Пред.
|
Просмотр работы: |
След.
|
09 февраля ’2014
10:23
Просмотров:
19797
Dино Dинаев
Закрытые двери.
Рассказ.
Я проснулся в своей спальне, за закрытой дверью. На андроиде, что лежал по правую сторону от подушки, высветилось время. 8 утра. Проспал, сонно подумал я. На самом деле меня не проведешь, я чудесно знал, что сегодня выходной. А вот жена работает. Работа у нее тяжелая, она командует в жилконторе дворниками и встает в 5 утра.

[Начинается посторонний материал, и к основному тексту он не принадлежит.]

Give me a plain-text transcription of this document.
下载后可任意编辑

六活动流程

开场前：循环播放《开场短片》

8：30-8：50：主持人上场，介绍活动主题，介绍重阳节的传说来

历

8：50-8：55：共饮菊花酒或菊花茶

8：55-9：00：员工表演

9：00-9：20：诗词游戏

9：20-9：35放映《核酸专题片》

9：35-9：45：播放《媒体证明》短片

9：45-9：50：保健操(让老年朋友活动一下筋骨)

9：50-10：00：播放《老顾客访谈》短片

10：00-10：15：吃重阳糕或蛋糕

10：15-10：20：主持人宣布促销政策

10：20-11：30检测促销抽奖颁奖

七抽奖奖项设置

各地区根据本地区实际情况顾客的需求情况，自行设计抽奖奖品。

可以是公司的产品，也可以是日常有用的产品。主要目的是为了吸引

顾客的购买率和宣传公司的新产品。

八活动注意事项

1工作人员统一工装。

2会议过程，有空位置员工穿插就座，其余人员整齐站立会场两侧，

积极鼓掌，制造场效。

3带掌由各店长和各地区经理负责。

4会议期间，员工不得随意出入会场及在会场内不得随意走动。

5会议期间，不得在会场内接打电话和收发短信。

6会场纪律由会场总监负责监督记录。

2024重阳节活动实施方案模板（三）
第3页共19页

Боже, как это рано. Я работаю инженером, мне на работу к полдевятого, я встаю в 7, но бог ты мой, если бы вы знали, как иногда это невыносимо трудно. Особенно осенью, когда за окном темно и сыро. Ненастье укутывает небо тяжелыми тучами, и вылезать из-под теплого одеяла не хочется. В такие моменты иногда даже думаешь: Повеситься что ли? Ну не серьезно конечно. В качестве альтернативы.
А жена встает в 5! У нее не работа, а настоящий ад. Скандалы с похмельным контингентом, с шоферами мусоровозов, с сумасшедшими жиличками, впавшими в маразм и климакс. Как они бросают булавки на пол подъездов, а потом говорят:
-Смотрите, разве это уборка? Они даже булавку мою с места не сдвинули!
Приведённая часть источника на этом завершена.